I18n comments on InkML

I18n comments on Ink Markup Language (InkML)

Main reviewers

Richard Ishida

Notes

These are comments on behalf of the I18N Core WG. The Owner column indicates who has been assigned the responsibility of tracking discussions on a given comment.

The I18n Core WG has not yet reviewed these comments.

We recommend that responses to the comments in this table use a separate email for each point. This makes it far easier to track threads.

Comments

ID	Location	Subject	Comment	Owner	Ed. / Subs.
1	6.3.1 Annotation element	xml:lang not used	Why is xml:lang not used to specify the language of the text in the document? It could be used on the <ink> element to set the default language for the document, then on <annotation> elements where the language of the element's content diverges from the default. A significant advantage to using xml:lang is that the scope is clearly defined and the value is inherited in the infoset - unlike an annotation with semantic tagging. In addition, it is a standard mechanism that is well understood. Note that we are only talking about identifying natural language of text in the document here. Specifying the language of traces should probably be done using a different mechanism. (See xml:lang in XML document schemas for a discussion of the difference.)	RI	S
2	6.3.1 Annotation element	meaning of language annotations	"<annotation type="language" encoding="ISO639">en</annotation>" "<annotation dc:language="en"/>" The example shows these two annotations related to language (in fact there are 3, if you count the Text/en before). It is not made clear why two are needed, nor specifically what they indicate. This needs to be clarified if people are to provide interoperable language information.	RI	S
3	6.3.1 Annotation element	encoding="ISO639"	The description of the encoding attribute and the example a little further down both refer to ISO 639 as a potential source of codes for language values.

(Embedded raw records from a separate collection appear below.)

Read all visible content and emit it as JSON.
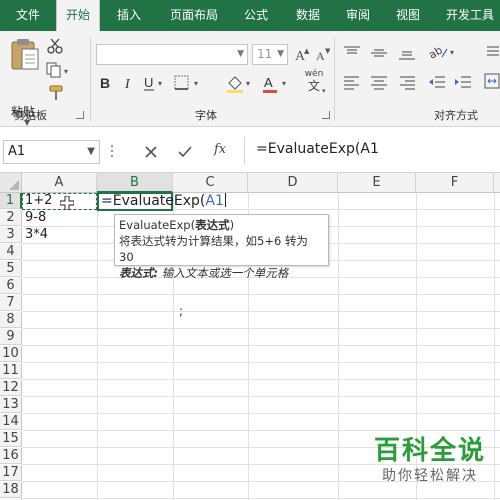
{
  "ribbon": {
    "tabs": [
      {
        "label": "文件",
        "active": false
      },
      {
        "label": "开始",
        "active": true
      },
      {
        "label": "插入",
        "active": false
      },
      {
        "label": "页面布局",
        "active": false
      },
      {
        "label": "公式",
        "active": false
      },
      {
        "label": "数据",
        "active": false
      },
      {
        "label": "审阅",
        "active": false
      },
      {
        "label": "视图",
        "active": false
      },
      {
        "label": "开发工具",
        "active": false
      }
    ],
    "paste_label": "粘贴",
    "groups": {
      "clipboard": "剪贴板",
      "font": "字体",
      "alignment": "对齐方式"
    },
    "font_size": "11",
    "phonetic_icon_text": "wén",
    "phonetic_icon_char": "文"
  },
  "formula_bar": {
    "name_box": "A1",
    "fx_label": "fx",
    "content": "=EvaluateExp(A1"
  },
  "grid": {
    "columns": [
      "A",
      "B",
      "C",
      "D",
      "E",
      "F"
    ],
    "rows": [
      "1",
      "2",
      "3",
      "4",
      "5",
      "6",
      "7",
      "8",
      "9",
      "10",
      "11",
      "12",
      "13",
      "14",
      "15",
      "16",
      "17",
      "18",
      "19"
    ],
    "cells": {
      "A1": "1+2",
      "A2": "9-8",
      "A3": "3*4"
    },
    "editing": {
      "prefix": "=EvaluateExp(",
      "ref": "A1"
    },
    "stray_char": ";"
  },
  "tooltip": {
    "func_name": "EvaluateExp(",
    "param": "表达式",
    "close": ")",
    "description": "将表达式转为计算结果，如5+6 转为 30",
    "param_label": "表达式:",
    "param_desc": " 输入文本或选一个单元格"
  },
  "watermark": {
    "title": "百科全说",
    "subtitle": "助你轻松解决"
  },
  "colors": {
    "excel_green": "#217346",
    "reference_blue": "#3b6cb7",
    "watermark_green": "#2a9d3a"
  }
}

We strongly recommend that this be replaced with references to the IETF's BCP 47, which is the current standard for language tags, and should be used for such values. If people use ISO639 to derive these tags they will be severely limiting their ability to express language, and will encounter issues about which of the ISO 639 codes should be used for a given language when multiple codes exist. BCP 47 was created to resolve these issues. For more information see Language tags in HTML and XML The text lower down: "The language specification may be made using any of the language identifiers specified in ISO 639, using 2-letter codes, 3-letter codes, or country names." is just completely wrong. ISO 639 does not describe country codes (ISO 3166 does). Also, as mentioned above, it is a recipe for confusion to say that people can use both 2- or 3-letter codes where both are available for a given language, which is what is implied in the text. I'm beginning to suspect that you meant RFC 4646 all along, which is part of BCP 47, and which clarifies all this.	RI	S
4	6.3.1 Annotation element	Specifying script info	Note that script information comes for free these days with language tags, if you are using BCP 47. Would this be sufficient for the needs of the user here? If BCP47 is not recommended to cater for script information, then you should recommend the use of ISO 15924 to identify scripts in an interoperable and well-reasoned fashion.		S
5	6.3.1 Annotation element	Text/<language>	"Some text may also require a script specification (such as Kanji, Katakana, or Hiragana) in addition to the language." It isn't clear whether the script designation applies to the markup content or to the traces. Again, BCP 47-based language tags now support script subtags as part of a language tag (see Language tags in HTML and XML). Why is language specified as part of the content of the contentCategory annotation, rather than via a language attribute on the annotation element, or even the trace and related elements? Again, that we strongly feel that BCP 47 should be used after Text/ if language is described in this way, to allow for the notation to be recognized across applications.	RI	S
6		6.3.1 Annotation element	Is there a possibility that an inkML user would need to label, say, a traceGroup as being in more than one language? If so, how would they do that?	RI	S
7		6.3.1 Annotation element	For most of the examples of sub-category you give (esp. Date, Time, Currency) , how will it be clear what format is used, eg. is the date 01/02/03 a day in January or February?	RI	E
8	6.3.1	Support for bidi markup	Bidirectional text, as might be found in languages using Arabic or Hebrew scripts, may need more than the Unicode bidirectional algorithm to correctly display data (see What you need to know about the bidi algorithm and inline markup). Please consider allowing for such markup on natural language text such as found in annotations.	RI	S
9	6.3.2	xml:lang on XHTML example	Please include xml:lang="en" on the html element of the embedded HTML example, to indicate best practise.	RI	E
10	6.4	Case sensitivity of units	Are unit names case-sensitive? In particular, why do we see 'Kg' rather than 'kg'? A required upper-casing as shown could result in confusion for users.	RI	S/E
11	4.4.1	timeString	It is extremely difficult/impossible to compare timestamps when some have and some do not have time zone offset information. We believe that in InkML there will be times when people will want to add timezone offsets, and therefore we believe you should require all timestamps to always have a timezone offset. (This could just be Z if offsets are not important for a particular instance.) For more information on this, please see Working with Time Zones.	RI	S

Location

Subject

Comment

Owner

Ed. /
Subs.

Discussion threads

6.3.1 Annotation element

xml:lang not used

Why is xml:lang not used to specify the language of the text in the document? It could be used on the <ink> element to set the default language for the document, then on <annotation> elements where the language of the element's content diverges from the default.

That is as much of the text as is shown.